Zirvede iklim ve enerji konularını da ele aldıklarını aktaran Cumhurbaşkanı Erdoğan, “Bizler bundan önce özellikle müzakerelerin yapıldığı dönemde imzayı attık. Fakat dönemin Fransa Cumhurbaşkanı Sayın Hollande’ın bize vermiş olduğu bir söz vardı, bu söz bizi gelişmiş ülkeler sınıfında değil, gelişmekte olan ülkeler sınıfında olduğumuz için oradaki mali yaptırımların karşılanacağı taahhüdünde bulundular.
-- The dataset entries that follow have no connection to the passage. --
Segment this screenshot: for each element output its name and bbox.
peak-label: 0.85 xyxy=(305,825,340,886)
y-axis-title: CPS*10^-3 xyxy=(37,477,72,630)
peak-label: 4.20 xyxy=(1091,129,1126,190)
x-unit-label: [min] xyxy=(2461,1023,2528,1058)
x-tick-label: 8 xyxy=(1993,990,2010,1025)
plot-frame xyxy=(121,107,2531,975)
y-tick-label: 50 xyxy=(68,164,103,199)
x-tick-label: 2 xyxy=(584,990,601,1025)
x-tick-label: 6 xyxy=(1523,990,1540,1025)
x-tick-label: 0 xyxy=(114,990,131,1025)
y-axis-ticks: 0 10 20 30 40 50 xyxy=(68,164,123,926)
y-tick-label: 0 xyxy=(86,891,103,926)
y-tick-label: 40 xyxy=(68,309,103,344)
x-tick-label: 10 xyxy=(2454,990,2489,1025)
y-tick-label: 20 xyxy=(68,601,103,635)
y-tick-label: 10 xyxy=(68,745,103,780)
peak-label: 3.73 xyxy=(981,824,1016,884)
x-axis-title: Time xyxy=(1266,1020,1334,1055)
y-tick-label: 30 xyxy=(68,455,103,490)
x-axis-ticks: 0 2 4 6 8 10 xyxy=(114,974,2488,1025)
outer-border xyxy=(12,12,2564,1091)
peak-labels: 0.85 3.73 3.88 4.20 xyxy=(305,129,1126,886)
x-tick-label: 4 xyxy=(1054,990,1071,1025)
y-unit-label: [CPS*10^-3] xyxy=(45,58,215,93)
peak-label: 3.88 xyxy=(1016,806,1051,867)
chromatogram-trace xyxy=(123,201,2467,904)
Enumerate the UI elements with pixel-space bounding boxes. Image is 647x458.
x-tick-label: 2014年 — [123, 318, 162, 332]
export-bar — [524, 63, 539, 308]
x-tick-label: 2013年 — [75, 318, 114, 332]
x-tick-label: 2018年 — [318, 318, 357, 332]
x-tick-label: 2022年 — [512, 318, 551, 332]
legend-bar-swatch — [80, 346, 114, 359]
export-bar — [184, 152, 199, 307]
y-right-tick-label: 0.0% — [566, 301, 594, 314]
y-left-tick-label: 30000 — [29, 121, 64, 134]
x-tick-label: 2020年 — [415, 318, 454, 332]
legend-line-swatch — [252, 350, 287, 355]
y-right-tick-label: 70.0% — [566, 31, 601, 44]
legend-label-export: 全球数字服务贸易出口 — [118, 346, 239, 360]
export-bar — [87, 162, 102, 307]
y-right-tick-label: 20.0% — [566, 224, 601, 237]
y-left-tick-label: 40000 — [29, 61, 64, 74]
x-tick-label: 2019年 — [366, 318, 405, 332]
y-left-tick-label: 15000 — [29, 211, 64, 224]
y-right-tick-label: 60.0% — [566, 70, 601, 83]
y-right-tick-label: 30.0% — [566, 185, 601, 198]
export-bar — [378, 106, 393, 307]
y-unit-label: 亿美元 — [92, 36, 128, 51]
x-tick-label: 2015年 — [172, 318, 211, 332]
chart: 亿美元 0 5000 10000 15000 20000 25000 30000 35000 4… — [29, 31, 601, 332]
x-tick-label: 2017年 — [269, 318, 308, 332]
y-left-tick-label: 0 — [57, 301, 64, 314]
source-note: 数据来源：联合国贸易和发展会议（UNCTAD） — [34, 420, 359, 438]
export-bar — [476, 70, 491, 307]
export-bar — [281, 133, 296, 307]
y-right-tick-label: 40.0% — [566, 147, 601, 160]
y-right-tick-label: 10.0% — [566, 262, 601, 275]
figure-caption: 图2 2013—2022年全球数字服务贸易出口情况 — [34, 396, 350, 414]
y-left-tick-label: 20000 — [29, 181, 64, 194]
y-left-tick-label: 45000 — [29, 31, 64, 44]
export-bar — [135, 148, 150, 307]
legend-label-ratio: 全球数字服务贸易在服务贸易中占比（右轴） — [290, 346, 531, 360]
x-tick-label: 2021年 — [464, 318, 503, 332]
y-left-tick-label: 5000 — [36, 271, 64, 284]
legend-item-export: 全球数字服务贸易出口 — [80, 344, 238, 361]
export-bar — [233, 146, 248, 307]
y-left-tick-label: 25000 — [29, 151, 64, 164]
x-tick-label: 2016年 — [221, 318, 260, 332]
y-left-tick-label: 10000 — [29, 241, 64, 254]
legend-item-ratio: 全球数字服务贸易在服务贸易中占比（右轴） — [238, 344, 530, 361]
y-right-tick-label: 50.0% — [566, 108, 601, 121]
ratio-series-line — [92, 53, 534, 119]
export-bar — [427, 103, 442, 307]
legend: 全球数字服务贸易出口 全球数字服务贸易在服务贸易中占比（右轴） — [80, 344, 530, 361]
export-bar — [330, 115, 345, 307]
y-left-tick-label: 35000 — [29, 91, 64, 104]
Ve bizler de dedik ki, ‘eğer bu gerçekleştirilirse Parlamentodan geçer, aksi takdirde bu Parlamentodan geçmez.’ Nitekim şu anda henüz Parlamentodan geçmemiştir, dolayısıyla Amerika’nın attığı bu adımdan sonra bizim de durduğumuz konu, şu anda Parlamentodan geçmemesi istikametindedir, bunu da özellikle ifade etmek isterim” diye konuştu.

“KIBRIS SORUNUNUN ÇÖZÜMÜNDE, BM’NİN İYİ NİYET MİSYONU PARAMETRELERİNDE ISRAR ETMENİN ANLAMI YOK”

Açıklamalarında Kıbrıs meselesine de yer vererek, Türkiye’nin garantör ülke olarak Kıbrıs meselesinin adil, kapsamlı ve sürdürülebilir şekilde çözüme kavuşturulması için büyük bir çaba gösterdiğini ifade eden Cumhurbaşkanı Erdoğan, konu ile ilgili şu açıklamaları yaptı: “Kuzey Kıbrıs Türk Cumhuriyeti’yle beraber gerek Annan Planında, gerekse son süreçte daima söz verdiğim gibi bir adım önde olduk. Ancak, tüm gayretlerimize rağmen Kıbrıs konferansının 28 Haziran’da başlayan ikinci oturumu sonuçsuz kaldı. Türkiye’nin ve Türk tarafının özverili çabaları, samimi ve ılımlı tavrı hak ettiği karşılığı görmedi. Açıkçası sonuçtan büyük bir üzüntü duyuyoruz. Uzun çabalardan sonra geldiğimiz bu tablo, Kıbrıs sorununa Birleşmiş Milletler iyi niyet misyonu parametreleri çerçevesinde bir çözüm bulunmasının imkânsızlığını ortaya koymuştur, artık bu parametrelerde ısrar etmenin bir anlamı yoktur. Şubat 2014, 7 madde Güney Kıbrıs tarafından kabul edilmiştir, karşılıklı olarak mutabık kalınmıştır, ama mutabık kalınan o 7 maddeyle alakalı da şu anda Güney Kıbrıs ondan da vazgeçmiştir. Türkiye, sorununun çözümüne farklı parametrelerle katkı sağlama çabalarını yine sürdürecektir, aynı tutumu ilgili tüm taraflardan bekliyoruz, olmadığı takdirde şüphesiz ki B planı, C planı, bunlar da düşünülmeye başlanacaktır. Elbette bu konuda gereken değerlendirmeleri yapacak, sonucu kamuoyu ve muhataplarımızla paylaşacağız.”

Zirvede iki gün boyunca yaptıkları istişarelerin hayırlara vesile olması temennisinde bulunarak açıklamalarını tamamlayan Cumhurbaşkanı Erdoğan, misafirperverlikleri ve başarılı organizasyonu için Alman Dönem Başkanlığına teşekkür etti ve G-20 yeni Dönem Başkanı Arjantin’e başarılar dileyerek, kendilerine her türlü desteği vereceklerini belirterek sözlerini tamamladı.